Solve the system by any method. \[ \begin{array}{r}x+y-z=-17 \\ 2 x-y+z=2\end{array} \] Select the correct choice and, if necessary, fill in any answer boxes within your choice. A. There is one solution. The solution set is ( (Simplify your answers.) B. There are infinitely many solutions. The solution set is \( (\square, \square, z) \), where \( z \) is any real number. (Simplify your answers. Use integers or fractions for any numbers in the expressions.) C. There is no solution.

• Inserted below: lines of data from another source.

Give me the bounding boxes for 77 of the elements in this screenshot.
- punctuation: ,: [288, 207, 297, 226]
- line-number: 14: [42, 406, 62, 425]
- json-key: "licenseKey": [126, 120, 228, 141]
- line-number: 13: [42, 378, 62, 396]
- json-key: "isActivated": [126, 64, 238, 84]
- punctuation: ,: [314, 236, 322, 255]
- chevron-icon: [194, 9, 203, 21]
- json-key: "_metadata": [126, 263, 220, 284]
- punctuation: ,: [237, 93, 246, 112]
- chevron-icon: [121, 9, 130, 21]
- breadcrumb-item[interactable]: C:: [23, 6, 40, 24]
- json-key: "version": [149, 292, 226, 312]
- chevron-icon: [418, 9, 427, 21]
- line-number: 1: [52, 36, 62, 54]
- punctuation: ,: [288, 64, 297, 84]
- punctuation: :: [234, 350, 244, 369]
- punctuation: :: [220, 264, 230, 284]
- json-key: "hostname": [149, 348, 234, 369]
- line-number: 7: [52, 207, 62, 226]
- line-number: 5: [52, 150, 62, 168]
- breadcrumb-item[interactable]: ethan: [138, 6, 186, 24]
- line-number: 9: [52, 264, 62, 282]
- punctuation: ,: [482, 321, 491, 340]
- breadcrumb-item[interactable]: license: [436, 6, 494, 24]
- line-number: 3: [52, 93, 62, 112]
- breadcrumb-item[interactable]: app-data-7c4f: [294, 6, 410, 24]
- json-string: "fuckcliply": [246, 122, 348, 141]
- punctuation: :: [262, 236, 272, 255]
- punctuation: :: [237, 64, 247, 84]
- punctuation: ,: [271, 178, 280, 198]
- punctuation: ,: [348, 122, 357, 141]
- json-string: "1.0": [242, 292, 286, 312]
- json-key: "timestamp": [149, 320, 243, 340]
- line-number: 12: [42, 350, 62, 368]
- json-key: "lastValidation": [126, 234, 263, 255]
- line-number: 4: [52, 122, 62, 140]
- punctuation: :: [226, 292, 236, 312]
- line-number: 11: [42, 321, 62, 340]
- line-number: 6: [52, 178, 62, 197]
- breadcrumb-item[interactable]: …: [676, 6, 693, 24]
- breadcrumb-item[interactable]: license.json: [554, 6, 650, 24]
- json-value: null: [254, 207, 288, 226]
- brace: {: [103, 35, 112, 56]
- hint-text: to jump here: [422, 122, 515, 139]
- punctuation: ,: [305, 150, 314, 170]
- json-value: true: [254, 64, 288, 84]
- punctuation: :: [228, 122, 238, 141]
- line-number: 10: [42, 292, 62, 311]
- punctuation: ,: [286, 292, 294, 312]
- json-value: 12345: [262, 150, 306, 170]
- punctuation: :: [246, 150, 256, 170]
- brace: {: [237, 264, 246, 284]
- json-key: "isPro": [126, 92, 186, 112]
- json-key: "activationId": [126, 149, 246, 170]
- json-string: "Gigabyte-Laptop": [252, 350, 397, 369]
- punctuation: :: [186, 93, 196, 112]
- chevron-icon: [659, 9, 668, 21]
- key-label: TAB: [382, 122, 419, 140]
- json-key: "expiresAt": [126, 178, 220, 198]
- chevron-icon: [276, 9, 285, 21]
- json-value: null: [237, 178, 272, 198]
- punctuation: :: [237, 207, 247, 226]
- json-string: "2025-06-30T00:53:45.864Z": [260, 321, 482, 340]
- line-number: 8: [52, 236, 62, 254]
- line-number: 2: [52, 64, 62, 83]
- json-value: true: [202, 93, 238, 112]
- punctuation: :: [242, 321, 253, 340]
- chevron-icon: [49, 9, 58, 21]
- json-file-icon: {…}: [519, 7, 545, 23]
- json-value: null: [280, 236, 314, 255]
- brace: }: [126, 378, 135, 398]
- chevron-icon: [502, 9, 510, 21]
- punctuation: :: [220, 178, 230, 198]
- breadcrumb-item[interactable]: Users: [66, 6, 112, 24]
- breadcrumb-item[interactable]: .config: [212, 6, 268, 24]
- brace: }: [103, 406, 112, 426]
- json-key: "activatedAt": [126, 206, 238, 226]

To solve the system of equations: 1. Start with the two equations: \[ x + y - z = -17 \quad \text{(1)} \] \[ 2x - y + z = 2 \quad \text{(2)} \] 2. Rearranging equation (1) for \( z \): \[ z = x + y + 17 \quad \text{(3)} \] 3. Substitute equation (3) into equation (2): \[ 2x - y + (x + y + 17) = 2 \] Simplifying this gives: \[ 3x + 17 = 2 \quad \Rightarrow \quad 3x = -15 \quad \Rightarrow \quad x = -5 \] 4. Substitute \( x = -5 \) back into equation (3): \[ z = -5 + y + 17 \quad \Rightarrow \quad z = y + 12 \quad \text{(4)} \] 5. Substitute \( x = -5 \) into equation (1) to find \( y \): \[ -5 + y - z = -17 \quad \Rightarrow \quad y - z = -12 \quad \Rightarrow \quad z = y + 12 \quad \text{(which matches equation (4))} \] From equation (4), we conclude \( z \) depends on \( y \). Hence, we have infinite solutions and can express the solution set as: \[ \text{Solution Set: } (-5, y, y + 12) \text{ where } y \text{ is any real number.} \] So, the correct choice is: B. There are infinitely many solutions. The solution set is \( (-5, y, y + 12) \), where \( y \) is any real number.